Parish church. C12 and C14. Rubble flint and freestone; thatched roof to
nave, plaintiles to aisle and chancel, which is slightly higher than the nave.
Nave, chancel, south aisle, north porch and south-west tower. 2-light
Perpendicular windows to south aisle and north side of nave; 5-light east
window with reticulated tracery, and a variant of reticulation, with a circle
with ogee octofoil above, to the north and south of chancel. Norman south
doorway to aisle: one order of colonettes, block or cushion capitals, a
scalloped decoration and an outer billet moulding around the jambs and arch.
C14 priest's door on south side of chancel with ogee arch. The C14 north
porch is faced with flushwork and has a 2-bay open timber roof. The north
doorway has a continuous moulding under a hood-mould on heads. Tower with
flushwork panelling on the lower stages of the diagonal buttresses and on the
battlemented top. This is said to have been raised in the C17. The building
has a complex development, with the south aisle having been the nave of the
original C12 Norman church, to which an apsidal chancel was once attached.

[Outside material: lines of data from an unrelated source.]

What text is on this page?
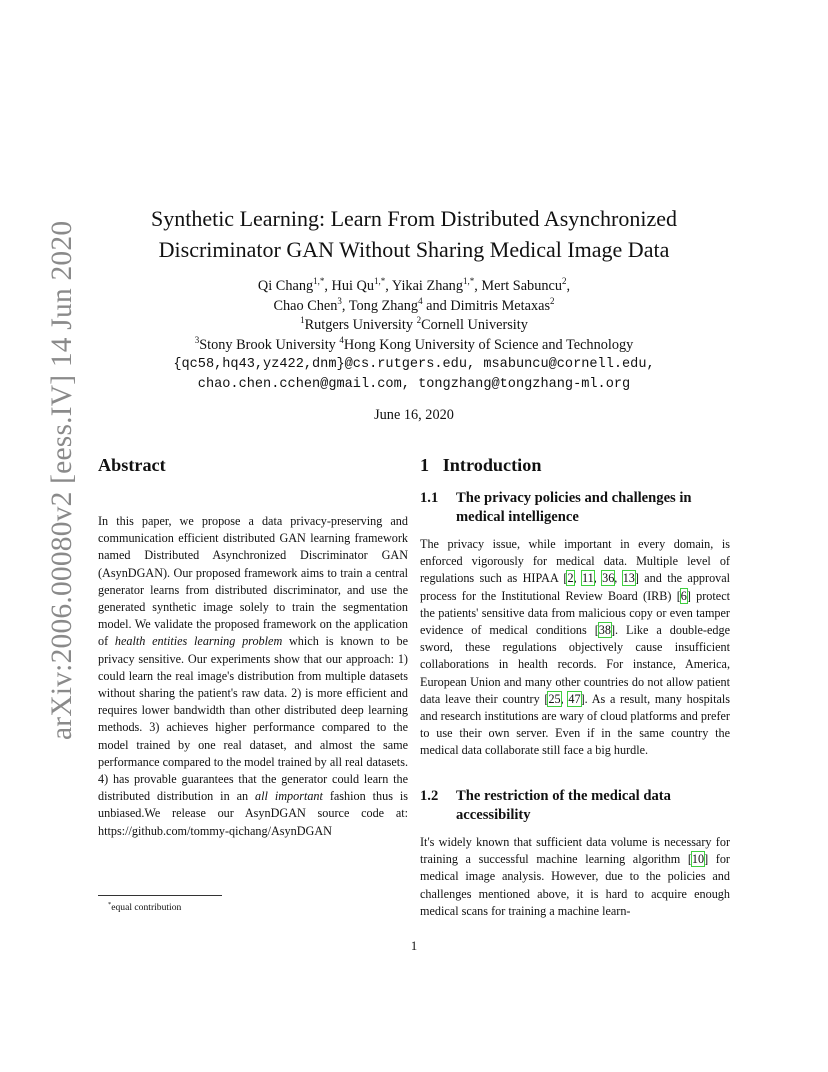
arXiv:2006.00080v2 [eess.IV] 14 Jun 2020
Synthetic Learning: Learn From Distributed Asynchronized
Discriminator GAN Without Sharing Medical Image Data
Qi Chang$^{1,*}$, Hui $Qu^{1,*}$, Yikai Zhang$^{1,*}$, Mert Sabuncu$^2$,
Chao Chen$^3$, Tong Zhang$^4$ and Dimitris Metaxas$^2$
$^1$Rutgers University $^2$Cornell University
$^3$Stony Brook University $^4$Hong Kong University of Science and Technology
{qc58,hq43,yz422,dnm}@cs.rutgers.edu, msabuncu@cornell.edu,
chao.chen.cchen@gmail.com, tongzhang@tongzhang-ml.org
June 16, 2020
Abstract
In this paper, we propose a data privacy-preserving and communication efficient distributed GAN learning framework named Distributed Asynchronized Discriminator GAN (AsynDGAN). Our proposed framework aims to train a central generator learns from distributed discriminator, and use the generated synthetic image solely to train the segmentation model. We validate the proposed framework on the application of health entities learning problem which is known to be privacy sensitive. Our experiments show that our approach: 1) could learn the real image's distribution from multiple datasets without sharing the patient's raw data. 2) is more efficient and requires lower bandwidth than other distributed deep learning methods. 3) achieves higher performance compared to the model trained by one real dataset, and almost the same performance compared to the model trained by all real datasets. 4) has provable guarantees that the generator could learn the distributed distribution in an all important fashion thus is unbiased.We release our AsynDGAN source code at: https://github.com/tommy-qichang/AsynDGAN
*equal contribution
1 Introduction
1.1	The privacy policies and challenges in medical intelligence
The privacy issue, while important in every domain, is enforced vigorously for medical data. Multiple level of regulations such as HIPAA [2, 11, 36, 13] and the approval process for the Institutional Review Board (IRB) [6] protect the patients' sensitive data from malicious copy or even tamper evidence of medical conditions [38]. Like a double-edge sword, these regulations objectively cause insufficient collaborations in health records. For instance, America, European Union and many other countries do not allow patient data leave their country [25, 47]. As a result, many hospitals and research institutions are wary of cloud platforms and prefer to use their own server. Even if in the same country the medical data collaborate still face a big hurdle.
1.2	The restriction of the medical data accessibility
It's widely known that sufficient data volume is necessary for training a successful machine learning algorithm [10] for medical image analysis. However, due to the policies and challenges mentioned above, it is hard to acquire enough medical scans for training a machine learn-
1
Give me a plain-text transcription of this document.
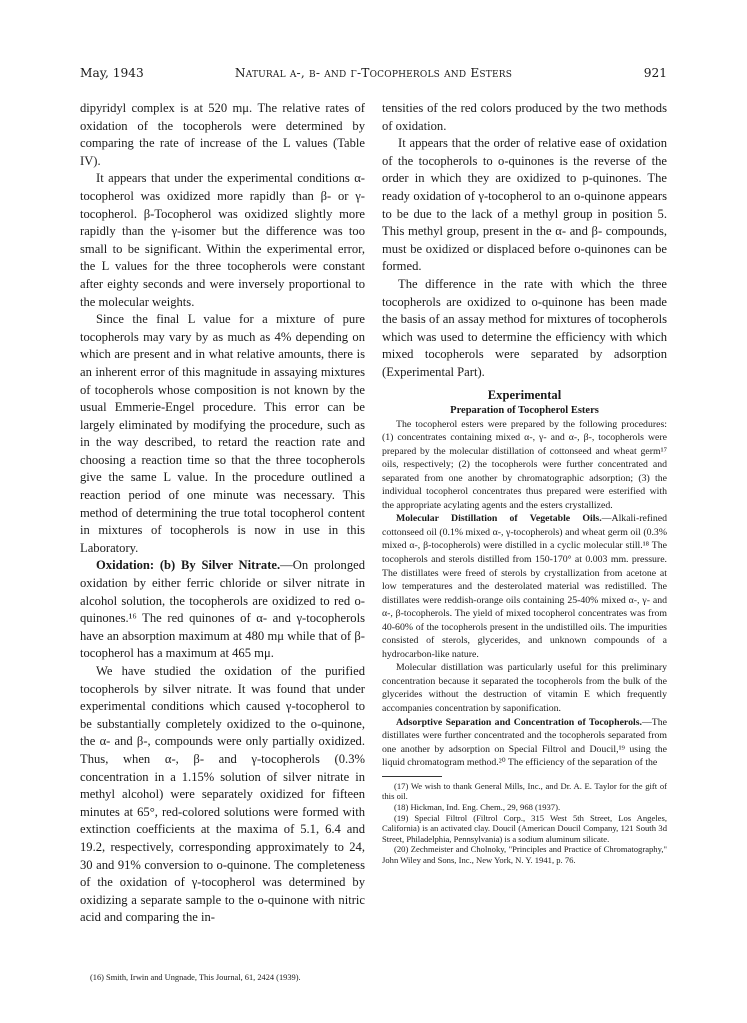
May, 1943	Natural α-, β- and γ-Tocopherols and Esters	921

dipyridyl complex is at 520 mμ. The relative rates of oxidation of the tocopherols were determined by comparing the rate of increase of the L values (Table IV).

It appears that under the experimental conditions α-tocopherol was oxidized more rapidly than β- or γ-tocopherol. β-Tocopherol was oxidized slightly more rapidly than the γ-isomer but the difference was too small to be significant. Within the experimental error, the L values for the three tocopherols were constant after eighty seconds and were inversely proportional to the molecular weights.

Since the final L value for a mixture of pure tocopherols may vary by as much as 4% depending on which are present and in what relative amounts, there is an inherent error of this magnitude in assaying mixtures of tocopherols whose composition is not known by the usual Emmerie-Engel procedure. This error can be largely eliminated by modifying the procedure, such as in the way described, to retard the reaction rate and choosing a reaction time so that the three tocopherols give the same L value. In the procedure outlined a reaction period of one minute was necessary. This method of determining the true total tocopherol content in mixtures of tocopherols is now in use in this Laboratory.

Oxidation: (b) By Silver Nitrate.—On prolonged oxidation by either ferric chloride or silver nitrate in alcohol solution, the tocopherols are oxidized to red o-quinones.¹⁶ The red quinones of α- and γ-tocopherols have an absorption maximum at 480 mμ while that of β-tocopherol has a maximum at 465 mμ.

We have studied the oxidation of the purified tocopherols by silver nitrate. It was found that under experimental conditions which caused γ-tocopherol to be substantially completely oxidized to the o-quinone, the α- and β-, compounds were only partially oxidized. Thus, when α-, β- and γ-tocopherols (0.3% concentration in a 1.15% solution of silver nitrate in methyl alcohol) were separately oxidized for fifteen minutes at 65°, red-colored solutions were formed with extinction coefficients at the maxima of 5.1, 6.4 and 19.2, respectively, corresponding approximately to 24, 30 and 91% conversion to o-quinone. The completeness of the oxidation of γ-tocopherol was determined by oxidizing a separate sample to the o-quinone with nitric acid and comparing the in-

(16) Smith, Irwin and Ungnade, This Journal, 61, 2424 (1939).

tensities of the red colors produced by the two methods of oxidation.

It appears that the order of relative ease of oxidation of the tocopherols to o-quinones is the reverse of the order in which they are oxidized to p-quinones. The ready oxidation of γ-tocopherol to an o-quinone appears to be due to the lack of a methyl group in position 5. This methyl group, present in the α- and β- compounds, must be oxidized or displaced before o-quinones can be formed.

The difference in the rate with which the three tocopherols are oxidized to o-quinone has been made the basis of an assay method for mixtures of tocopherols which was used to determine the efficiency with which mixed tocopherols were separated by adsorption (Experimental Part).

Experimental
Preparation of Tocopherol Esters

The tocopherol esters were prepared by the following procedures: (1) concentrates containing mixed α-, γ- and α-, β-, tocopherols were prepared by the molecular distillation of cottonseed and wheat germ¹⁷ oils, respectively; (2) the tocopherols were further concentrated and separated from one another by chromatographic adsorption; (3) the individual tocopherol concentrates thus prepared were esterified with the appropriate acylating agents and the esters crystallized.

Molecular Distillation of Vegetable Oils.—Alkali-refined cottonseed oil (0.1% mixed α-, γ-tocopherols) and wheat germ oil (0.3% mixed α-, β-tocopherols) were distilled in a cyclic molecular still.¹⁸ The tocopherols and sterols distilled from 150-170° at 0.003 mm. pressure. The distillates were freed of sterols by crystallization from acetone at low temperatures and the desterolated material was redistilled. The distillates were reddish-orange oils containing 25-40% mixed α-, γ- and α-, β-tocopherols. The yield of mixed tocopherol concentrates was from 40-60% of the tocopherols present in the undistilled oils. The impurities consisted of sterols, glycerides, and unknown compounds of a hydrocarbon-like nature.

Molecular distillation was particularly useful for this preliminary concentration because it separated the tocopherols from the bulk of the glycerides without the destruction of vitamin E which frequently accompanies concentration by saponification.

Adsorptive Separation and Concentration of Tocopherols.—The distillates were further concentrated and the tocopherols separated from one another by adsorption on Special Filtrol and Doucil,¹⁹ using the liquid chromatogram method.²⁰ The efficiency of the separation of the

(17) We wish to thank General Mills, Inc., and Dr. A. E. Taylor for the gift of this oil.

(18) Hickman, Ind. Eng. Chem., 29, 968 (1937).

(19) Special Filtrol (Filtrol Corp., 315 West 5th Street, Los Angeles, California) is an activated clay. Doucil (American Doucil Company, 121 South 3d Street, Philadelphia, Pennsylvania) is a sodium aluminum silicate.

(20) Zechmeister and Cholnoky, "Principles and Practice of Chromatography," John Wiley and Sons, Inc., New York, N. Y. 1941, p. 76.
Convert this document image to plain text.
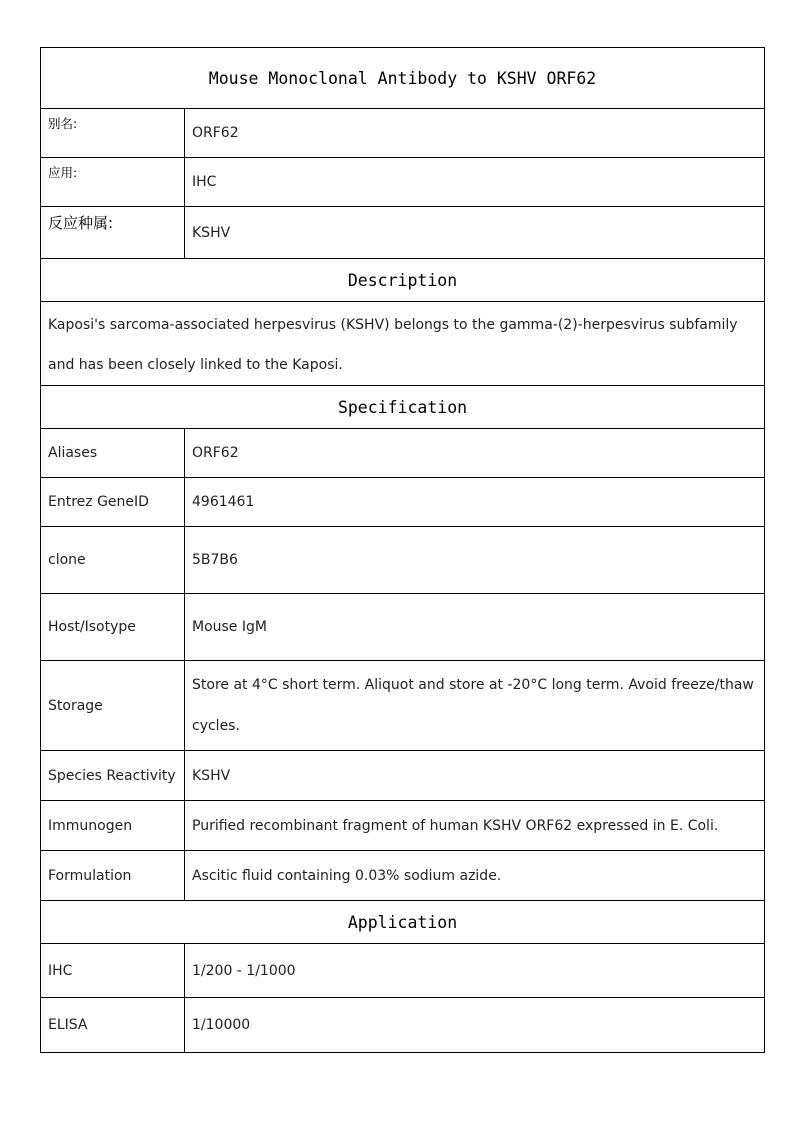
Mouse Monoclonal Antibody to KSHV ORF62	
别名:	ORF62
应用:	IHC
反应种属:	KSHV
Description	
Kaposi's sarcoma-associated herpesvirus (KSHV) belongs to the gamma-(2)-herpesvirus subfamily and has been closely linked to the Kaposi.	
Specification	
Aliases	ORF62
Entrez GeneID	4961461
clone	5B7B6
Host/Isotype	Mouse IgM
Storage	Store at 4°C short term. Aliquot and store at -20°C long term. Avoid freeze/thaw cycles.
Species Reactivity	KSHV
Immunogen	Purified recombinant fragment of human KSHV ORF62 expressed in E. Coli.
Formulation	Ascitic fluid containing 0.03% sodium azide.
Application	
IHC	1/200 - 1/1000
ELISA	1/10000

The west front of this church is now visible within the base of the tower,
which was added in the early C14. The C12 west portal, lavishly decorated,
has 4 orders of colonettes variously ornamented with billet, stylised flowers
and an outer incomplete ring of beasts. A small window above is set within an
arch and flanked by 2 blank arches, all decorated with zigzag ornament, the
window surrounded also by a chain of raised circular members. There are the
remains of wall-paintings in red ochre on the south wall of the aisle, and a
set of Royal Arms of George III. In the south-east corner, the damaged altar
tomb of Nicholas Bohun, (d.1602), with a genealogical brass above. The aisle
roof is in 9 bays; no collars, but the long arched braces tenoned into hanging
posts carrying carved bosses; an embattled and floral cornice with an upper
row of fleur-de-lys ornament. Mid C14 nave and chancel: nave arcade of 5 bays
with octagonal piers and arches with double hollow-chamfer. Nave roof in 9
bays, with arched braces to cambered embattled collars, and a moulded and
brattished cornice; painted headless figures remain to the base of some
corbels. Panelled early C19 benches. Seven Sacrament font retaining original
colouring in the panels; the 8th panel represents the Baptism of Christ. Bowl
supported by angels; high double octagonal base. Jacobean pulpit with the
door to the rood loft beside it. Carved and painted base to rood screen
remains: the panels are traceried and each has full-length paintings of 2
saints, 16 in all; base with enriched quatrefoils. Beside the north door, a
large wall-painting, apparently of a Madonna and Child under a canopy. In
chancel, a piscina with ogee head and cinquefoil cusping; plain sedilia; some
old poppyhead bench ends, and fragments of medieval glass in the north-east
window. Simple braced rafter roof. The floors are paved throughout with old
floor bricks.

Listing NGR: TM4232580434

This text is from the original listing, and may not necessarily reflect the current setting of the building.